In our analysis, relapse was the most frequent cause of death in both the ATG group and the non-ATG group. The number of deaths due to infection was one in the ATG group (6.3%), and four in the non-ATG group (8.9%). There was no statistically significant difference in mortality due to infection between the two groups. Finke et al. [3] reported that the inclusion of ATG did not decrease non-relapse mortality at day 100 in the context of matched unrelated-donor HSCT. This study showed that the ATG group (19.6%) had lower 2-year cumulative non-relapse mortality than the non-ATG group (28.9%), although the difference was not statistically significant. In addition, 2-year overall survival was slightly higher in the ATG group (59.2%) than in the non-ATG group (51.9%), but also did not reach statistical significance. In this study, ATG use was related to increased CMV and HSV infection, but not associated with increased death due to infection. Also, the death rate from GVHD was lower in the ATG group than in the non-ATG group. However, there was no apparent reason why decreased death rate from GVHD did not significantly improve overall survival in the ATG group.
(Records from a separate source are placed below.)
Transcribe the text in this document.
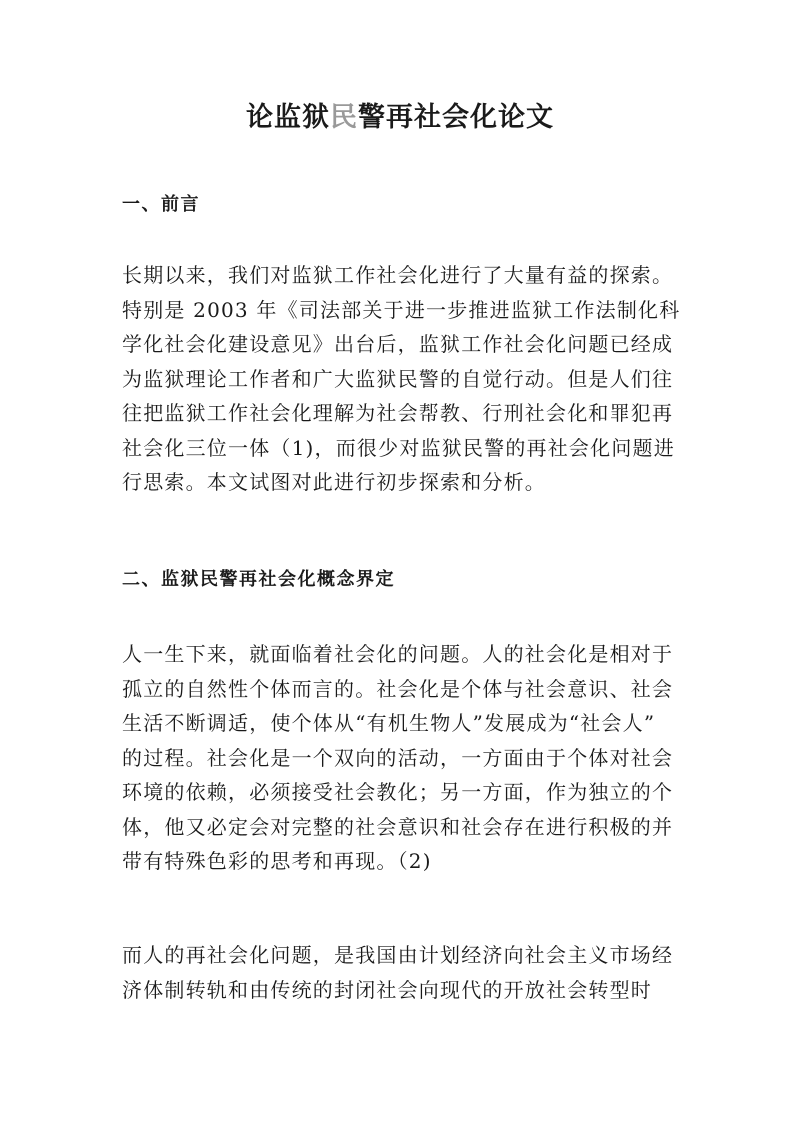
论监狱民警再社会化论文
一、前言

长期以来，我们对监狱工作社会化进行了大量有益的探索。
特别是 2003 年《司法部关于进一步推进监狱工作法制化科
学化社会化建设意见》出台后，监狱工作社会化问题已经成
为监狱理论工作者和广大监狱民警的自觉行动。但是人们往
往把监狱工作社会化理解为社会帮教、行刑社会化和罪犯再
社会化三位一体（1)，而很少对监狱民警的再社会化问题进
行思索。本文试图对此进行初步探索和分析。

二、监狱民警再社会化概念界定

人一生下来，就面临着社会化的问题。人的社会化是相对于
孤立的自然性个体而言的。社会化是个体与社会意识、社会
生活不断调适，使个体从“有机生物人”发展成为“社会人”
的过程。社会化是一个双向的活动，一方面由于个体对社会
环境的依赖，必须接受社会教化；另一方面，作为独立的个
体，他又必定会对完整的社会意识和社会存在进行积极的并
带有特殊色彩的思考和再现。（2)

而人的再社会化问题，是我国由计划经济向社会主义市场经
济体制转轨和由传统的封闭社会向现代的开放社会转型时
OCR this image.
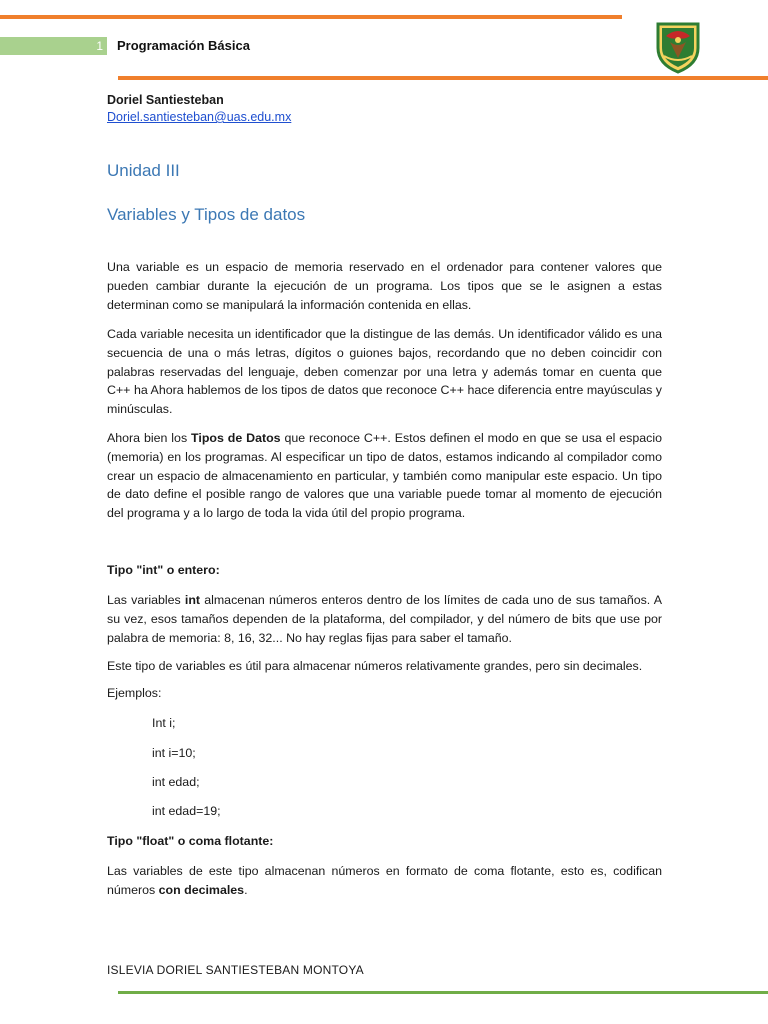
1	Programación Básica
Doriel Santiesteban
Doriel.santiesteban@uas.edu.mx
Unidad III
Variables y Tipos de datos
Una variable es un espacio de memoria reservado en el ordenador para contener valores que pueden cambiar durante la ejecución de un programa. Los tipos que se le asignen a estas determinan como se manipulará la información contenida en ellas.
Cada variable necesita un identificador que la distingue de las demás. Un identificador válido es una secuencia de una o más letras, dígitos o guiones bajos, recordando que no deben coincidir con palabras reservadas del lenguaje, deben comenzar por una letra y además tomar en cuenta que C++ ha Ahora hablemos de los tipos de datos que reconoce C++ hace diferencia entre mayúsculas y minúsculas.
Ahora bien los Tipos de Datos que reconoce C++. Estos definen el modo en que se usa el espacio (memoria) en los programas. Al especificar un tipo de datos, estamos indicando al compilador como crear un espacio de almacenamiento en particular, y también como manipular este espacio. Un tipo de dato define el posible rango de valores que una variable puede tomar al momento de ejecución del programa y a lo largo de toda la vida útil del propio programa.
Tipo "int" o entero:
Las variables int almacenan números enteros dentro de los límites de cada uno de sus tamaños. A su vez, esos tamaños dependen de la plataforma, del compilador, y del número de bits que use por palabra de memoria: 8, 16, 32... No hay reglas fijas para saber el tamaño.
Este tipo de variables es útil para almacenar números relativamente grandes, pero sin decimales.
Ejemplos:
Int i;
int i=10;
int edad;
int edad=19;
Tipo "float" o coma flotante:
Las variables de este tipo almacenan números en formato de coma flotante, esto es, codifican números con decimales.
ISLEVIA DORIEL SANTIESTEBAN MONTOYA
The strength of our study is that a majority of independent variables were very well controlled. Many previous studies did not control for variables including conditioning regimen, methods of collecting stem cells (peripheral or bone marrow), HLA-match status (matched or mismatched), and donor-recipient relationship (related or unrelated). Furthermore, some studies did not statistically correct for diverse variables, including those mentioned above. And although variables other than ATG were statistically corrected in other studies, it is hard to say whether results of those studies may still have been subtly influenced by those variables. The most important limitation of our study is its small number of participants. Other drawbacks include difference in the proportion of diagnoses and acute GVHD prophylaxis methods between the two groups.
In conclusion, the use of ATG does not guarantee a reduction in the incidences of acute and chronic GVHD in the context of matched related-donor HSCT with a Bu/Flu conditioning regimen. And, pre-transplantation ATG treatment might reduce non-relapse mortality, but increase the risk of relapse in the early post-transplant period. Caution is needed when using ATG in the setting of matched related-donor HSCT because of its adverse effects.
KEY MESSAGE
1. The addition of anti-thymocyte globulin (ATG) does not guarantee a reduction in the incidences of acute and chronic graft versus host disease in the context of matched related-donor hematopoietic stem cell transplantation (HSCT) with a busulfan/fludarabine conditioning regimen.
2. Pre-transplantation ATG treatment might reduce non-relapse mortality, but increase the risk of relapse in the early post-transplant period.
3. Caution is warranted when using ATG in the setting of matched related-donor HSCT because of its adverse effects.
Notes
No potential conflict of interest relevant to this article was reported.